Les exportations du pays a augmenté de 31,3% en année glissante pour atteindre 1,58 milliards de dollars américains, tandis que les importations ont bondi 38,7 % à 1,39 milliards de dollars américains, a déclaré le GAC. «Le commerce extérieur de la Chine est, en général, se dirigeant vers une structure équilibrée», a déclaré le GAC dans un communiqué sur son site internet. L'excédent commercial représentait 6,2 % de tout le commerce extérieur l'an dernier, en baisse de 8,9 % en 2009 et de 11,6 % en 2008.
Il est clair que ces chiffres illicites des flux de capitaux sont assez significatifs par rapport aux chiffres du commerce. L'excédent commercial de la Chine en 2010 a été rapporté à 183 milliards de dollars, mais GFI affirme que les flux de capitaux illicites (je suppose que la plupart sinon la totalité, représente des sorties, voire même des sorties nettes) pour l'année étaient de 420 milliards de dollars.

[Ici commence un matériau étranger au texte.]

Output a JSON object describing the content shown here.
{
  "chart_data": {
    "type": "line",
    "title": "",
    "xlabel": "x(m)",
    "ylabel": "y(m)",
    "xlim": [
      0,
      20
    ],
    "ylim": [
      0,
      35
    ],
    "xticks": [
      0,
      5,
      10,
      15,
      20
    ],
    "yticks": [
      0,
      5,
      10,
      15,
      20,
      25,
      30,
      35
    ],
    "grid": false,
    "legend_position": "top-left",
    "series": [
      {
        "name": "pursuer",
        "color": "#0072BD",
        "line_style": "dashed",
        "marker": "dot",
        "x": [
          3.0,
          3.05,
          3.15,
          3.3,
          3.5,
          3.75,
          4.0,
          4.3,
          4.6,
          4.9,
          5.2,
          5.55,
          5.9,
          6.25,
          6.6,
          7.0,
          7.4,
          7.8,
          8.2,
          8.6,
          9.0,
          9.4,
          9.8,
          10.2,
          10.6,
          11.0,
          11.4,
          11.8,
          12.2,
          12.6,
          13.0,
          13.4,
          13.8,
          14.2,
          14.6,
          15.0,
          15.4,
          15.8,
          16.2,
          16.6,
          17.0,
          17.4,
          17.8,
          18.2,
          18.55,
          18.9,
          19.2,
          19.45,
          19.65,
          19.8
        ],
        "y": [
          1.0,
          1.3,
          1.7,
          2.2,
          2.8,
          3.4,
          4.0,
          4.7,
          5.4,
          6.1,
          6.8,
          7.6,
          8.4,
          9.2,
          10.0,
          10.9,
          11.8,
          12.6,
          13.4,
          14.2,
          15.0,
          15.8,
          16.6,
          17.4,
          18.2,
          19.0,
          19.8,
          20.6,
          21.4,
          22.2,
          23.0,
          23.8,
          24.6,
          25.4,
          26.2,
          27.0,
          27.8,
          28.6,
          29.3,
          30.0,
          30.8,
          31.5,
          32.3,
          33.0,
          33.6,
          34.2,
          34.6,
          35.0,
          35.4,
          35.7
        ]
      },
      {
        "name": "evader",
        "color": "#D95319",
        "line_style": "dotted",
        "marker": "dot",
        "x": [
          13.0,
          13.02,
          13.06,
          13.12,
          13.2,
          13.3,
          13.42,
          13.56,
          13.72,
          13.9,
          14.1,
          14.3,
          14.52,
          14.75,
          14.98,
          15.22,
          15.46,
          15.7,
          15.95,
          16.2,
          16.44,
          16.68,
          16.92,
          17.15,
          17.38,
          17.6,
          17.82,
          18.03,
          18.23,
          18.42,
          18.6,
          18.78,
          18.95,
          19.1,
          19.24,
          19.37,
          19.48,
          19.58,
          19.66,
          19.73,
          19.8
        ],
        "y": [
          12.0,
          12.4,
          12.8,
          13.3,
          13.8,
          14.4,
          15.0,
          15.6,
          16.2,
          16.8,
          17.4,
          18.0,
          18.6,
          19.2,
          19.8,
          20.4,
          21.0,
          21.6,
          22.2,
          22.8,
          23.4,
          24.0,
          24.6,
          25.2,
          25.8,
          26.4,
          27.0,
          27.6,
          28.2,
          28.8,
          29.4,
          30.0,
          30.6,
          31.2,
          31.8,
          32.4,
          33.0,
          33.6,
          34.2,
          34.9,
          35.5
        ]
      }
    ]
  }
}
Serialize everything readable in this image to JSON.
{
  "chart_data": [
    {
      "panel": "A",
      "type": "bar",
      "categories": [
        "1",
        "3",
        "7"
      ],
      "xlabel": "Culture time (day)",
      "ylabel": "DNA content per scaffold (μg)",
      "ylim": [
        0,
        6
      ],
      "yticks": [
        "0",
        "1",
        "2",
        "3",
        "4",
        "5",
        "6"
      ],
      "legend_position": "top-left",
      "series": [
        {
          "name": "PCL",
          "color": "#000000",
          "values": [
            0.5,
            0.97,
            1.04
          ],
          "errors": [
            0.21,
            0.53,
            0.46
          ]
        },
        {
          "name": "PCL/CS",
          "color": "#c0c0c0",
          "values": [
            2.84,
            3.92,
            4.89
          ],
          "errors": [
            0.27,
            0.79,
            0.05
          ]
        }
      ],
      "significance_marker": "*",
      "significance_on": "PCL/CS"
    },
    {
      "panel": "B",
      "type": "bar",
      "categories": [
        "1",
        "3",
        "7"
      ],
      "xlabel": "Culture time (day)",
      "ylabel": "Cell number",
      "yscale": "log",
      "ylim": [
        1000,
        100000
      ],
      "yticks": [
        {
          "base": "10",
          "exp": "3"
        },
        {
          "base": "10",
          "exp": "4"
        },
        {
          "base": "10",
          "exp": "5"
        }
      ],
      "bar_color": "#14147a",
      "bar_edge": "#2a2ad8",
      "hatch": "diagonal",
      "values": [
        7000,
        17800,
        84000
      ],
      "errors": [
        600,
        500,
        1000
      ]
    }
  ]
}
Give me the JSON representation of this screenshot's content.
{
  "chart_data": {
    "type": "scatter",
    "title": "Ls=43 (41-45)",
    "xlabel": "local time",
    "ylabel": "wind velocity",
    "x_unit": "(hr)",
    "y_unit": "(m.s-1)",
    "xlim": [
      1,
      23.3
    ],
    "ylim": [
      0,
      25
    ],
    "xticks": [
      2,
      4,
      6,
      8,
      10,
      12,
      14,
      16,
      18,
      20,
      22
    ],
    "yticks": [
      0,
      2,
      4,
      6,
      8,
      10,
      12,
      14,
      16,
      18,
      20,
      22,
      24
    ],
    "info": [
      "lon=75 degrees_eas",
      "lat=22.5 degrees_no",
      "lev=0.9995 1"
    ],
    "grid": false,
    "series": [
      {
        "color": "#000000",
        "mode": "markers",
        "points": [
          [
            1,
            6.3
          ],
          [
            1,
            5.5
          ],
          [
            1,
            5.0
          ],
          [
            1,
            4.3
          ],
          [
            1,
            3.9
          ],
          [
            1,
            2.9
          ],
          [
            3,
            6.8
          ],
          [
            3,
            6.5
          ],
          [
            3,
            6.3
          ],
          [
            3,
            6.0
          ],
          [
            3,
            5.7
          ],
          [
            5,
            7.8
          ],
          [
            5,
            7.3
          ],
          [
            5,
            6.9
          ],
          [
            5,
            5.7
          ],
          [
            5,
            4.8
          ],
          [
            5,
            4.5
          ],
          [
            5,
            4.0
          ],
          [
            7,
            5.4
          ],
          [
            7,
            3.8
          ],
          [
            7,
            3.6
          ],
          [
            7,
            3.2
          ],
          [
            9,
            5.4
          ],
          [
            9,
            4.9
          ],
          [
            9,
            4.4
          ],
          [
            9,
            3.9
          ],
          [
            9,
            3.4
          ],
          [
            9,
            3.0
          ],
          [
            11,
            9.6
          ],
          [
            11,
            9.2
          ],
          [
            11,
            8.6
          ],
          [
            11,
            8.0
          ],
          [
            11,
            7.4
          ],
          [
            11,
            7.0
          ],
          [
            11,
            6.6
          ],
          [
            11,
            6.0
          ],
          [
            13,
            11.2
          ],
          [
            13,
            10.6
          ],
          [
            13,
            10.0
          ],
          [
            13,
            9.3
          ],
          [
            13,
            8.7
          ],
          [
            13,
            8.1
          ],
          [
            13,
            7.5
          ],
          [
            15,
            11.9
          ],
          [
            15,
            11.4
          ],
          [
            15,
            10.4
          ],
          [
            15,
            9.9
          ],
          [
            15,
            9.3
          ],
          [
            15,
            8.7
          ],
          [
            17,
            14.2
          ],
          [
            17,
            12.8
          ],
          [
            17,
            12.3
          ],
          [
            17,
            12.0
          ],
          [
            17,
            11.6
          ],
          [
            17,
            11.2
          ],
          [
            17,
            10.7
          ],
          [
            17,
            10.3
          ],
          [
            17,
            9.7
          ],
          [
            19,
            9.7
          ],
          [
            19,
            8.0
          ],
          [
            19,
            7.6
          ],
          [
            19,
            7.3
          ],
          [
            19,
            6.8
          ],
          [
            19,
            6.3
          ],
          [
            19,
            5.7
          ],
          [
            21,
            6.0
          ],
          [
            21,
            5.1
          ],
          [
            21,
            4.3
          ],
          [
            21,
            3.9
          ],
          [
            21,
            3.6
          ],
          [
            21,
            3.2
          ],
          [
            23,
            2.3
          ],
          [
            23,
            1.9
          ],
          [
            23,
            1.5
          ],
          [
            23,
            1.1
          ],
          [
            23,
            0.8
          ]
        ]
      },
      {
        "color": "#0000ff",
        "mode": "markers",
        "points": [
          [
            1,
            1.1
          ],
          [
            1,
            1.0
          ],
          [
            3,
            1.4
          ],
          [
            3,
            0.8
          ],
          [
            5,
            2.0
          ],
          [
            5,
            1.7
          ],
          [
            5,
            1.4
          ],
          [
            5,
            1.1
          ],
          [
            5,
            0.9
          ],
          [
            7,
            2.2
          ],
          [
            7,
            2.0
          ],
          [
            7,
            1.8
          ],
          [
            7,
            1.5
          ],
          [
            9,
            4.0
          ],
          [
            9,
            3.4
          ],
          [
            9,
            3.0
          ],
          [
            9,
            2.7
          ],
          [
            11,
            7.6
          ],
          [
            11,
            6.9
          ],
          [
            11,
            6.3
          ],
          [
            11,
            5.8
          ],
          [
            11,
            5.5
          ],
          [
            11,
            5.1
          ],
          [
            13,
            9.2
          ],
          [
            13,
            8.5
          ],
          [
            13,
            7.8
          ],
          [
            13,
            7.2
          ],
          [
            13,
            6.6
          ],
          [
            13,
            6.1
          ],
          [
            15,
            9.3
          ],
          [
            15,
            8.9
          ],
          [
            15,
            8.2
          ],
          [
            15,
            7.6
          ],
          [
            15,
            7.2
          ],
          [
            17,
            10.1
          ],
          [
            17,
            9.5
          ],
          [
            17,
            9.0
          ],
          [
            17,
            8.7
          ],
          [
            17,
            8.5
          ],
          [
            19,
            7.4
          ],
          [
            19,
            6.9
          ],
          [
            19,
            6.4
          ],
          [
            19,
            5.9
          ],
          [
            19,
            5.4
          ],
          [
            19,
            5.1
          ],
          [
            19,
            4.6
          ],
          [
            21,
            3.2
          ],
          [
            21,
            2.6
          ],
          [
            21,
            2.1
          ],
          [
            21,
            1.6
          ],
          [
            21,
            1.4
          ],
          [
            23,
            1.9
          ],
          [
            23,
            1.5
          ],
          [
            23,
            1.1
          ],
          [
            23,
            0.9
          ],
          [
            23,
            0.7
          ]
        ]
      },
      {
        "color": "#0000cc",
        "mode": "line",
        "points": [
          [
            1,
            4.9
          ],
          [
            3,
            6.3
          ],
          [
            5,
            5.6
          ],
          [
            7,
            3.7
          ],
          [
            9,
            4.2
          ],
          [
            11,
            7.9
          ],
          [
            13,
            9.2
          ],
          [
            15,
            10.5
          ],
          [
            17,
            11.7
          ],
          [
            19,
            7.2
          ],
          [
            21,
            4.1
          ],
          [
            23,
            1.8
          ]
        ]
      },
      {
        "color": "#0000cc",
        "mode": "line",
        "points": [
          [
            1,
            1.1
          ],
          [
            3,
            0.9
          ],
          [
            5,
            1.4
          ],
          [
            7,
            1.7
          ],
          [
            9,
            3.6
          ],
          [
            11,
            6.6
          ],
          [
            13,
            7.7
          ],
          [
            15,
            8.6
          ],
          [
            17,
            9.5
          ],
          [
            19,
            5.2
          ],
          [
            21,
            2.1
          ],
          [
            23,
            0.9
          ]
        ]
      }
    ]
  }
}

Même si ces chiffres sont « extravagants », ils indiquent que l'excédent commercial réel de la Chine a pu être sensiblement plus élevé que rapporté, avec une grande partie, sinon la plupart de la différence garnissant des comptes offshores. Ces chiffres suggèrent également que la croissance, morose, des importations de l'année écoulée, que les gens intelligents comme Andy Xie insiste pour dire qu’ils ne sont pas compatibles avec les taux élevés de croissances officielles réclamées par le gouvernement, peut-être encore plus faible que celle qui est annoncée.
Évidemment, je ne suis pas la première personne à se plaindre de l'opacité des données économiques chinoises et des difficultés qu’il y a à concilier une série de chiffres avec une autre, mais je pense qu'il est important de noter que l'opacité alors n’est peut-être pas un problème pendant la phase optimiste d’un cycle haussier, elle peut soudainement devenir un énorme problème lors du cycle baissier. Qu’est ce qui est pire ? C’est une augmentation de l'opacité, que nous voyons clairement dans le système financier, ce qui est généralement annonciateur de mauvaises nouvelles. Lorsque l'économie commence à se dégrader sérieusement, souvent la première impulsion pour beaucoup est de masquer ou falsifier les données.